Weather Data

Daily ocean temperature data since 1981. http://www.esrl.noaa.gov/psd/data/gridded/data.noaa.oisst.v2.html. This is roughly 52 GB - far more than fits in memory on my laptop.


In [1]:
import zarr
import dask.array as da

In [2]:
a = zarr.open_array("sst.day.mean.v2.zarr/", mode='r')
data = da.from_array(a, chunks=a.chunks)

In [3]:
data


Out[3]:
dask.array<array-4..., shape=(12540, 720, 1440), dtype=float32, chunksize=(72, 360, 360)>

In [4]:
data.nbytes / 1e9


Out[4]:
52.005888

Plots!


In [5]:
from matplotlib import pyplot as plt
%matplotlib inline
plt.imshow(data[0], origin='lower', cmap='viridis')


Out[5]:
<matplotlib.image.AxesImage at 0x1114c9898>

Computations


In [6]:
mean_over_time = da.nanmean(data, axis=(1, 2))

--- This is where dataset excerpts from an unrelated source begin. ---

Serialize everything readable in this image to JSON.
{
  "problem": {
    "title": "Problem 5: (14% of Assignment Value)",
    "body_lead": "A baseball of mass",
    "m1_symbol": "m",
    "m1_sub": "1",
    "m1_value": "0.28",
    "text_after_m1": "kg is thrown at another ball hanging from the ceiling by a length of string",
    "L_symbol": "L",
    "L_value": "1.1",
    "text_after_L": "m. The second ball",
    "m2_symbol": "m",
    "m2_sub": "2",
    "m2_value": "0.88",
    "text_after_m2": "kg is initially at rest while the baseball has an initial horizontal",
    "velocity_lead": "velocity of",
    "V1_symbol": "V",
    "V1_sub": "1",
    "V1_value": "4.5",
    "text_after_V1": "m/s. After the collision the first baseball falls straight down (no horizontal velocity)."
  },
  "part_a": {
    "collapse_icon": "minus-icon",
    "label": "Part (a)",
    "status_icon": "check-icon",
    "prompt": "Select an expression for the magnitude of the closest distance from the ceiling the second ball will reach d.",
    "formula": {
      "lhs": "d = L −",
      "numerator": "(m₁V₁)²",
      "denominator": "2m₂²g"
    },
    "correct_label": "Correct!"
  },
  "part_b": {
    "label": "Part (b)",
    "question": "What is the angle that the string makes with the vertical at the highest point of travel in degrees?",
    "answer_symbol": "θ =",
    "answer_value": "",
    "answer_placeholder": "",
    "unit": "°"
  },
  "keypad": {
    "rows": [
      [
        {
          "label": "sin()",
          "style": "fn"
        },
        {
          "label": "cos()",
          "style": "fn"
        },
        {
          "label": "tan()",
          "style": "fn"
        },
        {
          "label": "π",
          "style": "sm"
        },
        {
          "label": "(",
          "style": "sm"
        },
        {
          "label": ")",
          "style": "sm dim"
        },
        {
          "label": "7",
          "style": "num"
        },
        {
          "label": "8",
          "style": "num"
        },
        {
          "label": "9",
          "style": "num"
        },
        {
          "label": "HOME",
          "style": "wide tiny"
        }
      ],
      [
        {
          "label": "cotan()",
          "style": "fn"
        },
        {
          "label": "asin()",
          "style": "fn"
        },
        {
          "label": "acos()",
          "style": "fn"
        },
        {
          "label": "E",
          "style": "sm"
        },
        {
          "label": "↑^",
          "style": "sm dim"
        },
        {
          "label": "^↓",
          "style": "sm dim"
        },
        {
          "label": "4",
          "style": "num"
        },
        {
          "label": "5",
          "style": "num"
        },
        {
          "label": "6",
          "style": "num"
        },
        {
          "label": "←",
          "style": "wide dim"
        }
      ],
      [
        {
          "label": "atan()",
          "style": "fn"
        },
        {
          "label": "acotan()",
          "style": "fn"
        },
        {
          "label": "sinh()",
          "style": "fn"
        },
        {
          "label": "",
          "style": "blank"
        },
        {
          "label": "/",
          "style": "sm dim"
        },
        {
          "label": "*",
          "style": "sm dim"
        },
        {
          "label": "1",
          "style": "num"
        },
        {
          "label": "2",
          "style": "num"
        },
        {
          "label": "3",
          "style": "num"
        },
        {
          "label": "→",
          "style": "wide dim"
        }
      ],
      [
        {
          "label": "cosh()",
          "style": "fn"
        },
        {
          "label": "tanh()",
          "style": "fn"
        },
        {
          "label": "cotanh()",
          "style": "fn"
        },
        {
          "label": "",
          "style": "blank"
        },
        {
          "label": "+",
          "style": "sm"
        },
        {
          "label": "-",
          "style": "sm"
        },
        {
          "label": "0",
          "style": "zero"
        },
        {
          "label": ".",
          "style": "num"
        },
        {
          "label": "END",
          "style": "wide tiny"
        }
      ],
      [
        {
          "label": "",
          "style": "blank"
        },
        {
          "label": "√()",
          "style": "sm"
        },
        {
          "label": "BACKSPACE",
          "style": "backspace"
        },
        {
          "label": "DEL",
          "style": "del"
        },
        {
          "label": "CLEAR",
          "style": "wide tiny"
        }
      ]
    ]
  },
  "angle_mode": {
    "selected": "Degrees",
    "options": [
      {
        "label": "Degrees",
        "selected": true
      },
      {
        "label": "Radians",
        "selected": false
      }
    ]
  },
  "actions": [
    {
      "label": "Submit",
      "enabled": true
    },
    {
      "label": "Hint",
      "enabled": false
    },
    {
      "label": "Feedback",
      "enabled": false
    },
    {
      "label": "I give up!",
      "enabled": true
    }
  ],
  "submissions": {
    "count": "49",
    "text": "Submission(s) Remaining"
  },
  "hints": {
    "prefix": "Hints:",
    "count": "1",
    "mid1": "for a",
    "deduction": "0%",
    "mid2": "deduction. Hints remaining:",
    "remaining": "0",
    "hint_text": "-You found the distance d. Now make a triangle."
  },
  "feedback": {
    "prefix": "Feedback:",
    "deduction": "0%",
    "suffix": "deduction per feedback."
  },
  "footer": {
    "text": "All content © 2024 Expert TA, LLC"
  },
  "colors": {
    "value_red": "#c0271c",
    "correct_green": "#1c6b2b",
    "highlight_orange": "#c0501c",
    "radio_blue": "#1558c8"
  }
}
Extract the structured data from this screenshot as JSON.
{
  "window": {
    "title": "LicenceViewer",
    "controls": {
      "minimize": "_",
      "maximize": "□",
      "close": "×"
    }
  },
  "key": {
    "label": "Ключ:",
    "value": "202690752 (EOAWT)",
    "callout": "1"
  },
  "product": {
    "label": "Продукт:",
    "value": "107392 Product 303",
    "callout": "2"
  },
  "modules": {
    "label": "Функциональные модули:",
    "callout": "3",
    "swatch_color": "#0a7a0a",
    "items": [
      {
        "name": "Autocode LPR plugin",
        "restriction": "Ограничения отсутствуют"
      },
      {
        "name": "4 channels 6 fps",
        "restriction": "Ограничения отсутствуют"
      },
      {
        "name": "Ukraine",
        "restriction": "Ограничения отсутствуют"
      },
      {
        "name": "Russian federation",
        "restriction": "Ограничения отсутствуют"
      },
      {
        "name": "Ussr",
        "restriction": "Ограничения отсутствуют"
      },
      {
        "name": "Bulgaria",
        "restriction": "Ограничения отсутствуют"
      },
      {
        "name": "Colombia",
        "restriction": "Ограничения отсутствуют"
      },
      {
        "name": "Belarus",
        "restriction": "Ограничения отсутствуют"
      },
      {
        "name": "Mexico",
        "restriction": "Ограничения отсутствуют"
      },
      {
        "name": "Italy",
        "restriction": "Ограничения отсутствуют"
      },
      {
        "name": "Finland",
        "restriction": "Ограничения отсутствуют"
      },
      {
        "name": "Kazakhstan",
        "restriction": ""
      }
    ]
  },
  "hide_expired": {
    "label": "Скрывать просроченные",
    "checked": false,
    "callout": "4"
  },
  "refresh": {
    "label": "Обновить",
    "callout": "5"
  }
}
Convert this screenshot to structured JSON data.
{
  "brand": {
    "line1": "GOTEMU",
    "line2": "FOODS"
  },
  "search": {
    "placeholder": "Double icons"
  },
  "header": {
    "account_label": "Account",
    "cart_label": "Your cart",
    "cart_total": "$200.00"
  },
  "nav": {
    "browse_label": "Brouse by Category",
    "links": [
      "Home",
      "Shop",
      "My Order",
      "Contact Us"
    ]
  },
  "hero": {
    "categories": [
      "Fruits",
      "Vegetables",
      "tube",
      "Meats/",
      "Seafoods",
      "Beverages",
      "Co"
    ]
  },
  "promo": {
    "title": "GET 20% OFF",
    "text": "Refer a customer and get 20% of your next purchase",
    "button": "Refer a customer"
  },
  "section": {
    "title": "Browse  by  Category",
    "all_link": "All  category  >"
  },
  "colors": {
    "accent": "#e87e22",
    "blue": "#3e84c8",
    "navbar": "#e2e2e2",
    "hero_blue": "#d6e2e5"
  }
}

Note that this only builds up a graph of the computations, but doesn't actually run anything yet.


In [7]:
mean_over_time


Out[7]:
dask.array<mean_ag..., shape=(12540,), dtype=float32, chunksize=(72,)>

To actually run the computation, we call the compute method. We'll wrap the call to compute with some diagnostics so we can inspect the performance later.


In [8]:
from dask.diagnostics import (ProgressBar, Profiler, ResourceProfiler,
                              visualize)

with ProgressBar(), Profiler() as prof, ResourceProfiler() as rprof:
    res = mean_over_time.compute()


[########################################] | 100% Completed | 44.1s

In [9]:
# Plot the result
plt.plot(res)
plt.title("Average ocean temp over time")
plt.xlabel('time')
plt.ylabel('temp (C)')


Out[9]:
<matplotlib.text.Text at 0x111c2b780>

Diagnostics


In [10]:
# NOTE: the output cell below is best viewed in nbviewer - github's viewer
# doesn't allow javascript.
from bokeh.io import output_notebook
output_notebook()
visualize([prof, rprof]);


Loading BokehJS ...
Out[10]:
Column(
id = '3bf5bfdc-b613-417d-84b9-52f70fc8792a', …)

From the above plot we can see that dask was able to fully utilize all 4 cores of my computer, and keep the memory usage well below the 52 GB that the full dataset contains.